Prepping your home for icy temperatures
Texas winters come with a lot of uncertainty. There’s a lot of truth to the saying that Texans often experience “four seasons in one day”. A December day could begin at a pleasant 65, reach up to the toasty 80s in the afternoon, and then drop down to 40 after a quick evening thunderstorm. With such variable weather patterns, it’s important to be prepared for anything– especially in the winter when cold temperatures are to be expected.
Weatherproofing and winterizing
Before it starts to get cold, it’s a good idea to check how well-insulated your home is. This includes weather-stripping doors and windows, caulking windows, and checking insulation in the attic. According to the U.S. Energy Information Administration (EIA), about 43% of all energy consumption in U.S. households come from space heating units. A small amount of heat loss is inevitable, but 25% of that heat loss comes from poor insulation in the attic. Since heat rises, it’s important to make sure the top of your home isn’t releasing all of that precious hot air.

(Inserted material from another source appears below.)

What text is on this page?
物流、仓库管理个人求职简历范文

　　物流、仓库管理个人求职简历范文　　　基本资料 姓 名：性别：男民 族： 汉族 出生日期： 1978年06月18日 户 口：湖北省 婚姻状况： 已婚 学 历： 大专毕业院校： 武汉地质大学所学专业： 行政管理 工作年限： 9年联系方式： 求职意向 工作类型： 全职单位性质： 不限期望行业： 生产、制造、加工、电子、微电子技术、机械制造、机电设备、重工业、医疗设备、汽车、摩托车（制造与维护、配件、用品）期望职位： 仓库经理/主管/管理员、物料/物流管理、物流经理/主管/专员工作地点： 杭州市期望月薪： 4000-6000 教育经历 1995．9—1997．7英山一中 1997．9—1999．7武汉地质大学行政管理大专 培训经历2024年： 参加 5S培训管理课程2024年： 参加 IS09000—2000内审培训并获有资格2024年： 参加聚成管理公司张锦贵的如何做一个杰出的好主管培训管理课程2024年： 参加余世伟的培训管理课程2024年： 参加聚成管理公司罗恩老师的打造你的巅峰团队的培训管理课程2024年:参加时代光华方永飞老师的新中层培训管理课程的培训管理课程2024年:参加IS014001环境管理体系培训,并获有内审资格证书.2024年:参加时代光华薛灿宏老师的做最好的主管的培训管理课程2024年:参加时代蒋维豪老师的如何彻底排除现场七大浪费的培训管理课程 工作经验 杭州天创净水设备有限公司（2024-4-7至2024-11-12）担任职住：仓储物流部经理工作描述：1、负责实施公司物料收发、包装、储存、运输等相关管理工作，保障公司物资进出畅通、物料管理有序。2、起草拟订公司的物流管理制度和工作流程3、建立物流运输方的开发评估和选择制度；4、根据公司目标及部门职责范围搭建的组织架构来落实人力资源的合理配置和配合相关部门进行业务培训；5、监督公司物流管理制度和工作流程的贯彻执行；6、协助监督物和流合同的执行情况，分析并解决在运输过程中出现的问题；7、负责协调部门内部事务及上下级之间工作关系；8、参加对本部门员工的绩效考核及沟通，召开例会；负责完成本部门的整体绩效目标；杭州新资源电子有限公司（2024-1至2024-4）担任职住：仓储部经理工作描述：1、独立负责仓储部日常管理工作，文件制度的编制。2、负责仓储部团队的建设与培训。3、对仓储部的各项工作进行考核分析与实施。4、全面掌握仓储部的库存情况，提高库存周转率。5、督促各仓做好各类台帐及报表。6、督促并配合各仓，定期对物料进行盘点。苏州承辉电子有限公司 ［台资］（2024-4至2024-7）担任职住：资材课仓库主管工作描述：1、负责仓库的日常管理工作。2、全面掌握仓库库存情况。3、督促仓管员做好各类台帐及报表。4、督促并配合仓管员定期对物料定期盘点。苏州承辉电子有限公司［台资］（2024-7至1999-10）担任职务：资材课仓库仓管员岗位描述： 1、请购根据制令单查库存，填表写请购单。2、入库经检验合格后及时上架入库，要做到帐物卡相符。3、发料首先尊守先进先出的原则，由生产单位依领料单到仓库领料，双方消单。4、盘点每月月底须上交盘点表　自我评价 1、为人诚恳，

Another thing to remember is your outdoor and indoor pipes. Ice and plumbing don’t mix, and a burst pipe can be a real pain to replace, especially in the cold. When it comes to outdoor spigots, make sure to remove hoses and turn the handle on the shutoff valve to stop waterflow. Open the outdoor spigot to let all of the residual water drain, then add an insulated faucet sock/cover to trap the heat. If you have a swimming pool, keep an eye on the pump to make sure it’s moving water, and make sure your pool equipment has a freeze protector. During especially cold periods, it’s possible for indoor pipes to burst as well. Keep garage doors closed as much as possible, as water supply lines are often located in the garage. Opening cabinet doors in your kitchen and bathrooms can also help expose plumbing to warmer air, and make sure to let your faucets drip to keep the water flowing.
Protecting things and pets from the cold
Much of Texas’s flora and fauna is not built for the extreme cold, so don’t forget about your beloved plants and animals when the temperature begins to drop. Bring in plants and flowering trees if it drops below 45 degrees. If you can’t bring plants inside, it’s possible to protect them with a sheet or a light blanket, and for added protection you can add a plastic cover over the cloth.
Despite the fact that many of our four-legged friends have thick fur coats, cold temperatures can still be unsafe and uncomfortable for our pets. Bring animals inside, or (if you have animals exclusive to the outdoors such as chickens or horses/cattle) make sure they have adequate shelter and heating arrangements, and plenty of insulation such as hay and blankets to snuggle in.
In addition to plants and animals, don’t forget about outdoor power equipment, furniture, and grills as well. If possible, store things that can be damaged by ice in your garage or shed. If you don’t have quite enough storage space, purchasing insulating covers can be a good alternative. Gas grills with propane tanks should be stored outside, so make sure you close the tank valve and disconnect the tank before covering the grill. Warmer days are coming, and your grill should be protected so it’s ready to go for BBQ season.